Publishing lineage to DataHub
Enabling DataHub lineage for all dags
Conveyor provides an integration with DataHub out of the box. To start integrating Airflow with your DataHub cluster, you have to do two things:
Creating the Airflow DataHub connection
You have to create an Airflow DataHub rest connection.
The default name used by the DataHub plugin is datahub_rest_default
.
You can configure the connection in the Airflow UI by going to admin
, connections
and pressing the plus button.
Your configuration should look similar to the screenshot below. Your password should be a DataHub auth token.
Make sure that you configure the DataHub metadata service (also known as gms) as the server endpoint.
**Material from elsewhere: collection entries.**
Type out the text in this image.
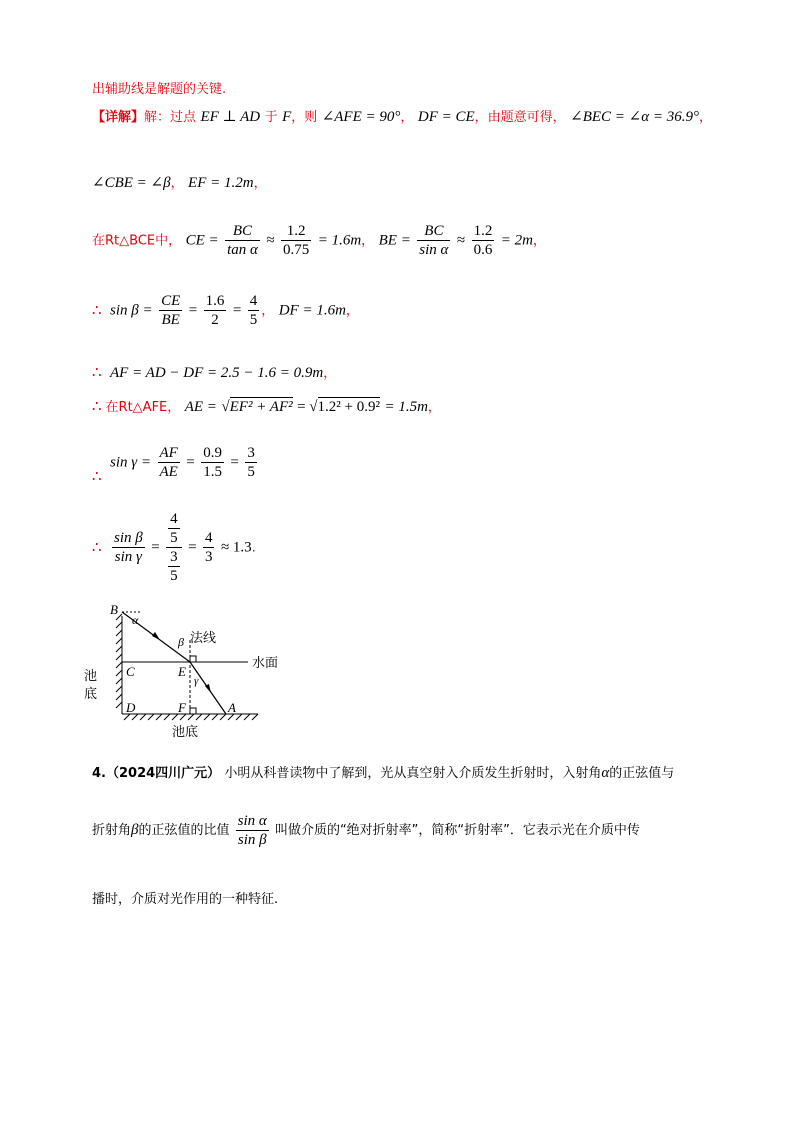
出辅助线是解题的关键.
【详解】解：过点 EF ⊥ AD 于 F，则 ∠AFE = 90°， DF = CE，由题意可得， ∠BEC = ∠α = 36.9°，
∠CBE = ∠β， EF = 1.2m，
在Rt△BCE中， CE = $\frac{BC}{\text{tan α}} \approx \frac{1.2}{0.75} = 1.6m$， BE = $\frac{BC}{\text{sin α}} \approx \frac{1.2}{0.6} = 2m$，
∴ $\sin \beta = \frac{CE}{BE} = \frac{1.6}{2} = \frac{4}{5}$ ， DF = 1.6m，
∴ AF = AD − DF = 2.5 − 1.6 = 0.9m，
∴ 在Rt△AFE， AE = √EF² + AF² = √1.2² + 0.9² = 1.5m，
∴ $\sin \gamma = \frac{AF}{AE} = \frac{0.9}{1.5} = \frac{3}{5}$
∴ $\frac{\text{sin β}}{\text{sin γ}} = \frac{\frac{4}{5}}{\frac{3}{5}} = \frac{4}{3} \approx 1.3$.
B
α
β 法线
水面
池
底
C	E
γ
D	F	A
池底
4.（2024四川广元） 小明从科普读物中了解到，光从真空射入介质发生折射时，入射角α的正弦值与
折射角β的正弦值的比值 $\frac{\text{sin α}}{\text{sin β}}$ 叫做介质的“绝对折射率”，简称“折射率”．它表示光在介质中传
播时，介质对光作用的一种特征.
If you deploy DataHub using their helm chart, the gms backend can be reached as follows: https://<hostname>/api/gms
Enabling the DataHub integration
Once the connection is set up, you can activate the datahub integration on an environment. You can either configure the DataHub integration using the Conveyor web app, CLI or Terraform.
Configuration options
When enabling datahub integration, there exist 3 configuration options that can be enabled:
- capture ownership: extracts the owner from the dag configuration and captures it as a DataHub corpuser
- capture tags: extracts the tags from the dag configuration and captures it as DataHub tags
- graceful exceptions: if enabled the exception stacktrace will be supressed and only the exception message will be visible in the logs.
UI
On the respective environment, click on the settings tab and you will see the following screen:
Toggle the DataHub integration and change the settings where necessary. Finally, persist your changes by clicking on the save button.
CLI
Once the connection is set, you can enable the integration using the conveyor environment update command:
conveyor environment update --name ENV_NAME --airflow-datahub-integration-enabled=true --deletion-protection=false
After enabling the integration, every task running in that specific Airflow environment should automatically send updates to DataHub.
Terraform
A final way to configure DataHub integration is to use the conveyor_environment
resource in Terraform.
For more details, have a look at the environment resource.